Il paffuto personaggio sopra citato, deuteragonista della collana, è un fasullo Davy Crockett, di cui porta il nome e millanta le imprese contro gli odiati messicani, costituendo la figura comica delle vicende. Ha notato Gianni Milone come l’ispirazione a Paparella, che lo creò graficamente, fosse fornita da Sancho Panza, notoriamente al fianco d’un cavaliere errante ricco di ideali del buon tempo antico. Per molti versi Pecos Bill può infatti definirsi donchisciottesco, per via dei valori ai quali crede senza tentennamenti, dalla non violenza (non usa praticamente mai armi da fuoco), al perdono, dalla libertà all’uguaglianza, dall’incorruttibile onestà alla più ferrea lealtà.

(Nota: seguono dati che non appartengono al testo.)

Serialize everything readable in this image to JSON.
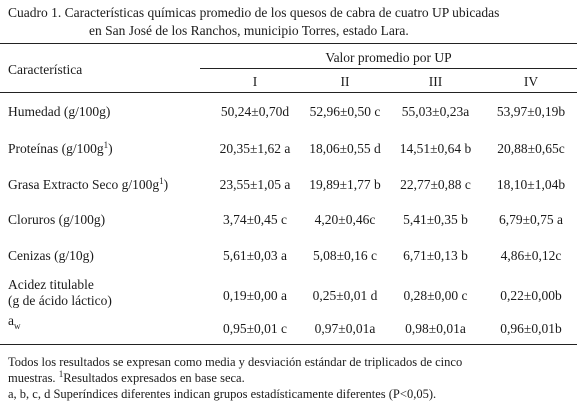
{
  "caption": {
    "line1": "Cuadro 1. Características químicas promedio de los quesos de cabra de cuatro UP ubicadas",
    "line2": "en San José de los Ranchos, municipio Torres, estado Lara."
  },
  "header": {
    "row_label": "Característica",
    "group_label": "Valor promedio por UP",
    "columns": [
      "I",
      "II",
      "III",
      "IV"
    ]
  },
  "rows": [
    {
      "label": "Humedad (g/100g)",
      "values": [
        "50,24±0,70d",
        "52,96±0,50 c",
        "55,03±0,23a",
        "53,97±0,19b"
      ]
    },
    {
      "label": "Proteínas (g/100g",
      "sup": "1",
      "label_end": ")",
      "values": [
        "20,35±1,62 a",
        "18,06±0,55 d",
        "14,51±0,64 b",
        "20,88±0,65c"
      ]
    },
    {
      "label": "Grasa Extracto Seco g/100g",
      "sup": "1",
      "label_end": ")",
      "values": [
        "23,55±1,05 a",
        "19,89±1,77 b",
        "22,77±0,88 c",
        "18,10±1,04b"
      ]
    },
    {
      "label": "Cloruros (g/100g)",
      "values": [
        "3,74±0,45 c",
        "4,20±0,46c",
        "5,41±0,35 b",
        "6,79±0,75 a"
      ]
    },
    {
      "label": "Cenizas (g/10g)",
      "values": [
        "5,61±0,03 a",
        "5,08±0,16 c",
        "6,71±0,13 b",
        "4,86±0,12c"
      ]
    },
    {
      "label": "Acidez titulable",
      "label_line2": "(g de ácido láctico)",
      "values": [
        "0,19±0,00 a",
        "0,25±0,01 d",
        "0,28±0,00 c",
        "0,22±0,00b"
      ]
    },
    {
      "label": "a",
      "sub": "w",
      "values": [
        "0,95±0,01 c",
        "0,97±0,01a",
        "0,98±0,01a",
        "0,96±0,01b"
      ]
    }
  ],
  "footnote": {
    "line1": "Todos los resultados se expresan como media y desviación estándar de triplicados de cinco",
    "line2a": "muestras. ",
    "line2_sup": "1",
    "line2b": "Resultados expresados en base seca.",
    "line3": "a, b, c, d Superíndices diferentes indican grupos estadísticamente diferentes (P<0,05)."
  }
}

La sua carismatica presenza sarà presto esaltata dalla partner fissa, una favolosa Calamity Jane, che Martina reinventa donandole una prorompente bellezza e un’innamorata ma casta sottomissione al biondo compagno di avventure. L’intrepida coppia, che sovverte la predominanza maschile, resta la più amabile mai comparsa nei fumetti western.
A compensare l’avversione di Pecos Bill per le armi da fuoco in un ambiente dove un avventuriero disarmato non poteva che avere i giorni contati, Martina ha ideato spettacolari stratagemmi. L’incredibile abilità nell’uso del laccio, ad esempio; e poi il magico sodalizio con il cavallo Turbine, una sorta di Pegaso senza ali che all’occorrenza galoppa sfiorando il terreno e compie prodigi irreali; l’uso dell’ipnosi, che gli consente di piegare la volontà di qualunque avversario armato esponendosi al fuoco delle armi a distanza ravvicinata, con sguardo magnetico e tono imperioso; l’uso reciproco della telepatia con Calamity Jane, così che l’aiuto può essere richiesto da ovunque; e l’autosuggestione, frutto di grande forza di volontà. Tutti particolari che attendono ancora un’attenta disamina.
Per non dire della romantica capacità di visualizzare i fantasmi dei cowboys defunti cavalcanti nei pascoli del cielo, che Martina ricavò da un celebre brano musicale country composto da Stan Jones nel 1948, rendendoli forieri di presagi e molto meno truci. Unendosi a loro, in una memorabile cavalcata celeste, Pecos Bill cesserà la sua breve esistenza fumettistica originale (quella apocrifa durerà ancora per molti lustri) nel 165° albo intitolato appunto La strada del cielo.
Per gli Albi d’Oro, nel 1952, Martina creò il personaggio Oklahoma, disegnato ancora da De Vita, Paparella e Gamba, con l’aggiunta di Giorgio De Gaspari. Il giovanissimo indio protagonista è affiancato da una splendida Belle Starr, altro personaggio storico che come Calamity Jane viene idealizzato e reso affascinante, nell’ambito della guerra di secessione americana dalla parte dei sudisti. Accolto con poco favore, il pur riuscito personaggio è comparso soltanto in 31 episodi.
Martina è mancato a Roma il 16 maggio 1991 e tre anni dopo il Comune di Carmagnola lo ha ricordato con una grandiosa mostra, il cui catalogo è stato curato da Gianni Milone ed Erik Balzaretti, e una medaglia commemorativa.